Après plusieurs renvois, les parties ont été régulièrement convoquées à l'audience du 7 décembre 2023.
A l'audience, Monsieur [G] [C] s'est référé à ses conclusions, auxquelles il est renvoyé, aux termes desquelles il :
- conteste les majorations appliquées par certains créanciers ;
- actualise le montant de sa dette auprès de l'EPIC [Localité 26] HABITAT - OPH à la somme de 13761,20 euros ;
- sollicite la diminution de la mensualité mise à sa charge ou, à titre subsidiaire, le renvoi du dossier à la commission de surendettement des particuliers pour qu'elle élabore de nouvelles mesures ;
- sollicite l'arrêt des intérêts.
A l'audience, il a reconnu devoir la somme de 60384,11 euros à la CAISSE NATIONALE DES BARREAUX FRANCAIS et a indiqué ne plus rien devoir à l'ORDRE DES AVOCATS.
La CAISSE NATIONALE DES BARREAUX FRANCAIS, représentée, a actualisé sa créance à la somme de 60384,11 euros.
L'ORDRE DES AVOCATS, représenté, a actualisé sa créance à la somme de 911,81 euros.

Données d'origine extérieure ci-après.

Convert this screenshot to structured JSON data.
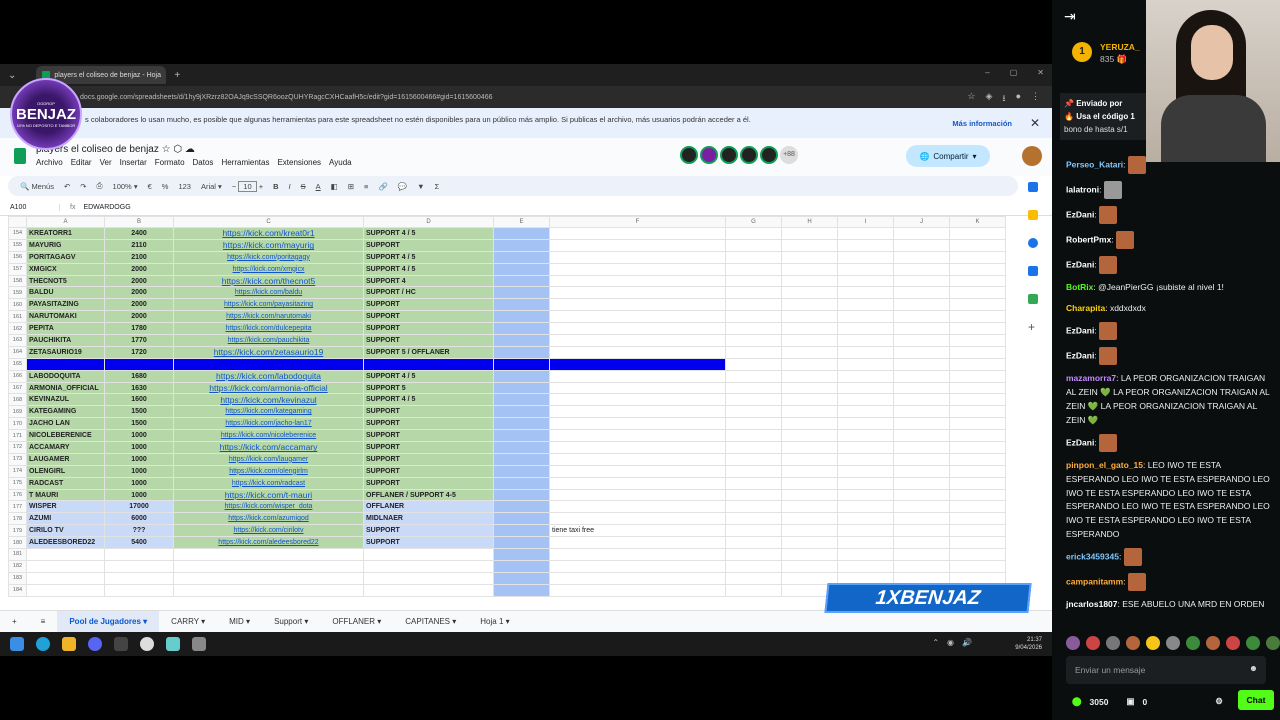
{
  "browser": {
    "tab_title": "players el coliseo de benjaz - Hoja",
    "url": "docs.google.com/spreadsheets/d/1hy9jXRzrz82OAJq9cSSQR6oozQUHYRagcCXHCaafH5c/edit?gid=1615600466#gid=1615600466"
  },
  "banner": {
    "message": "s colaboradores lo usan mucho, es posible que algunas herramientas para este spreadsheet no estén disponibles para un público más amplio. Si publicas el archivo, más usuarios podrán acceder a él.",
    "more": "Más información"
  },
  "doc": {
    "title": "players el coliseo de benjaz",
    "menus": [
      "Archivo",
      "Editar",
      "Ver",
      "Insertar",
      "Formato",
      "Datos",
      "Herramientas",
      "Extensiones",
      "Ayuda"
    ],
    "collab_more": "+88",
    "share": "Compartir"
  },
  "toolbar": {
    "menus": "Menús",
    "zoom": "100%",
    "currency": "€",
    "percent": "%",
    "fmt": "123",
    "font": "Arial",
    "size": "10"
  },
  "formula": {
    "ref": "A100",
    "value": "EDWARDOGG"
  },
  "columns": [
    "A",
    "B",
    "C",
    "D",
    "E",
    "F",
    "G",
    "H",
    "I",
    "J",
    "K"
  ],
  "rows": [
    {
      "n": "154",
      "name": "KREATORR1",
      "val": "2400",
      "link": "https://kick.com/kreat0r1",
      "role": "SUPPORT 4 / 5",
      "style": "green",
      "big": true
    },
    {
      "n": "155",
      "name": "MAYURIG",
      "val": "2110",
      "link": "https://kick.com/mayurig",
      "role": "SUPPORT",
      "style": "green",
      "big": true
    },
    {
      "n": "156",
      "name": "PORITAGAGV",
      "val": "2100",
      "link": "https://kick.com/poritagagy",
      "role": "SUPPORT 4 / 5",
      "style": "green"
    },
    {
      "n": "157",
      "name": "XMGICX",
      "val": "2000",
      "link": "https://kick.com/xmgicx",
      "role": "SUPPORT 4 / 5",
      "style": "green"
    },
    {
      "n": "158",
      "name": "THECNOT5",
      "val": "2000",
      "link": "https://kick.com/thecnot5",
      "role": "SUPPORT 4",
      "style": "green",
      "big": true
    },
    {
      "n": "159",
      "name": "BALDU",
      "val": "2000",
      "link": "https://kick.com/baldu",
      "role": "SUPPORT / HC",
      "style": "green"
    },
    {
      "n": "160",
      "name": "PAYASITAZING",
      "val": "2000",
      "link": "https://kick.com/payasitazing",
      "role": "SUPPORT",
      "style": "green"
    },
    {
      "n": "161",
      "name": "NARUTOMAKI",
      "val": "2000",
      "link": "https://kick.com/narutomaki",
      "role": "SUPPORT",
      "style": "green"
    },
    {
      "n": "162",
      "name": "PEPITA",
      "val": "1780",
      "link": "https://kick.com/dulcepepita",
      "role": "SUPPORT",
      "style": "green"
    },
    {
      "n": "163",
      "name": "PAUCHIKITA",
      "val": "1770",
      "link": "https://kick.com/pauchikita",
      "role": "SUPPORT",
      "style": "green"
    },
    {
      "n": "164",
      "name": "ZETASAURIO19",
      "val": "1720",
      "link": "https://kick.com/zetasaurio19",
      "role": "SUPPORT 5 / OFFLANER",
      "style": "green",
      "big": true
    },
    {
      "n": "165",
      "name": "",
      "val": "",
      "link": "",
      "role": "",
      "style": "bluebar"
    },
    {
      "n": "166",
      "name": "LABODOQUITA",
      "val": "1680",
      "link": "https://kick.com/labodoquita",
      "role": "SUPPORT 4 / 5",
      "style": "green",
      "big": true
    },
    {
      "n": "167",
      "name": "ARMONIA_OFFICIAL",
      "val": "1630",
      "link": "https://kick.com/armonia-official",
      "role": "SUPPORT 5",
      "style": "green",
      "big": true
    },
    {
      "n": "168",
      "name": "KEVINAZUL",
      "val": "1600",
      "link": "https://kick.com/kevinazul",
      "role": "SUPPORT 4 / 5",
      "style": "green",
      "big": true
    },
    {
      "n": "169",
      "name": "KATEGAMING",
      "val": "1500",
      "link": "https://kick.com/kategaming",
      "role": "SUPPORT",
      "style": "green"
    },
    {
      "n": "170",
      "name": "JACHO LAN",
      "val": "1500",
      "link": "https://kick.com/jacho-lan17",
      "role": "SUPPORT",
      "style": "green"
    },
    {
      "n": "171",
      "name": "NICOLEBERENICE",
      "val": "1000",
      "link": "https://kick.com/nicoleberenice",
      "role": "SUPPORT",
      "style": "green"
    },
    {
      "n": "172",
      "name": "ACCAMARY",
      "val": "1000",
      "link": "https://kick.com/accamary",
      "role": "SUPPORT",
      "style": "green",
      "big": true
    },
    {
      "n": "173",
      "name": "LAUGAMER",
      "val": "1000",
      "link": "https://kick.com/laugamer",
      "role": "SUPPORT",
      "style": "green"
    },
    {
      "n": "174",
      "name": "OLENGIRL",
      "val": "1000",
      "link": "https://kick.com/olengirlm",
      "role": "SUPPORT",
      "style": "green"
    },
    {
      "n": "175",
      "name": "RADCAST",
      "val": "1000",
      "link": "https://kick.com/radcast",
      "role": "SUPPORT",
      "style": "green"
    },
    {
      "n": "176",
      "name": "T MAURI",
      "val": "1000",
      "link": "https://kick.com/t-mauri",
      "role": "OFFLANER / SUPPORT 4-5",
      "style": "green",
      "big": true
    },
    {
      "n": "177",
      "name": "WISPER",
      "val": "17000",
      "link": "https://kick.com/wisper_dota",
      "role": "OFFLANER",
      "style": "blue"
    },
    {
      "n": "178",
      "name": "AZUMI",
      "val": "6000",
      "link": "https://kick.com/azumigod",
      "role": "MIDLNAER",
      "style": "blue"
    },
    {
      "n": "179",
      "name": "CIRILO TV",
      "val": "???",
      "link": "https://kick.com/cirilotv",
      "role": "SUPPORT",
      "style": "blue",
      "note": "tiene taxi free"
    },
    {
      "n": "180",
      "name": "ALEDEESBORED22",
      "val": "5400",
      "link": "https://kick.com/aledeesbored22",
      "role": "SUPPORT",
      "style": "blue"
    },
    {
      "n": "181",
      "name": "",
      "val": "",
      "link": "",
      "role": "",
      "style": "empty"
    },
    {
      "n": "182",
      "name": "",
      "val": "",
      "link": "",
      "role": "",
      "style": "empty"
    },
    {
      "n": "183",
      "name": "",
      "val": "",
      "link": "",
      "role": "",
      "style": "empty"
    },
    {
      "n": "184",
      "name": "",
      "val": "",
      "link": "",
      "role": "",
      "style": "empty"
    }
  ],
  "sheet_tabs": [
    "Pool de Jugadores",
    "CARRY",
    "MID",
    "Support",
    "OFFLANER",
    "CAPITANES",
    "Hoja 1"
  ],
  "overlay": {
    "logo": "BENJAZ",
    "logo_top": "OGDROP",
    "logo_sub": "10% NO DEPOSITO E TAMBOR",
    "brand": "1XBENJAZ"
  },
  "taskbar": {
    "time": "21:37",
    "date": "9/04/2026"
  },
  "chat": {
    "gift_rank": "1",
    "gift_user": "YERUZA_",
    "gift_count": "835",
    "pinned_by": "Enviado por",
    "pinned_text": "Usa el código 1",
    "pinned_text2": "bono de hasta s/1",
    "messages": [
      {
        "user": "Perseo_Katari",
        "color": "#7ec8ff",
        "text": "",
        "emote": "face"
      },
      {
        "user": "lalatroni",
        "color": "#ffffff",
        "text": "",
        "emote": "cat"
      },
      {
        "user": "EzDani",
        "color": "#ffffff",
        "text": "",
        "emote": "face"
      },
      {
        "user": "RobertPmx",
        "color": "#ffffff",
        "text": "",
        "emote": "face"
      },
      {
        "user": "EzDani",
        "color": "#ffffff",
        "text": "",
        "emote": "face"
      },
      {
        "user": "BotRix",
        "color": "#53fc18",
        "text": "@JeanPierGG ¡subiste al nivel 1!",
        "emote": ""
      },
      {
        "user": "Charapita",
        "color": "#ffd400",
        "text": "xddxdxdx",
        "emote": ""
      },
      {
        "user": "EzDani",
        "color": "#ffffff",
        "text": "",
        "emote": "face"
      },
      {
        "user": "EzDani",
        "color": "#ffffff",
        "text": "",
        "emote": "face"
      },
      {
        "user": "mazamorra7",
        "color": "#c58aff",
        "text": "LA PEOR ORGANIZACION TRAIGAN AL ZEIN 💚 LA PEOR ORGANIZACION TRAIGAN AL ZEIN 💚 LA PEOR ORGANIZACION TRAIGAN AL ZEIN 💚",
        "emote": ""
      },
      {
        "user": "EzDani",
        "color": "#ffffff",
        "text": "",
        "emote": "face"
      },
      {
        "user": "pinpon_el_gato_15",
        "color": "#ffae3d",
        "text": "LEO IWO TE ESTA ESPERANDO LEO IWO TE ESTA ESPERANDO LEO IWO TE ESTA ESPERANDO LEO IWO TE ESTA ESPERANDO LEO IWO TE ESTA ESPERANDO LEO IWO TE ESTA ESPERANDO LEO IWO TE ESTA ESPERANDO",
        "emote": ""
      },
      {
        "user": "erick3459345",
        "color": "#7ec8ff",
        "text": "",
        "emote": "face"
      },
      {
        "user": "campanitamm",
        "color": "#ffae3d",
        "text": "",
        "emote": "face"
      },
      {
        "user": "jncarlos1807",
        "color": "#ffffff",
        "text": "ESE ABUELO UNA MRD EN ORDEN",
        "emote": ""
      }
    ],
    "input_placeholder": "Enviar un mensaje",
    "points": "3050",
    "gifts": "0",
    "send": "Chat"
  }
}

Il a été autorisé à produire des pièces justificatives en cours de délibéré.
Les autres créanciers n'ont comparu ni par écrit ni à l'audience.
L'affaire a été mise en délibéré au 8 février 2024 par mise à disposition au greffe.
Par note en délibéré, l'ORDRE DES AVOCATS a confirmé que Monsieur [G] [C] était à jour du paiement de ses cotisations.
MOTIFS
Sur la recevabilité du recours,
Il résulte de l'article R. 733-6 du code de la consommation, dans sa rédaction applicable au litige, que les mesures élaborées par la commission de surendettement des particuliers peuvent être contestées dans un délai de trente jours jours à compter de leur notification.
En l'espèce, les mesures ont été notifiées le 3 octobre 2022 de sorte que le recours en date du 3 octobre 2022 a été formé dans le délai légal de trente jours.
Par conséquent, il convient de déclarer recevable le recours formé par Monsieur [G] [C] à l'encontre des mesures élaborées par la commission de surendettement des particuliers.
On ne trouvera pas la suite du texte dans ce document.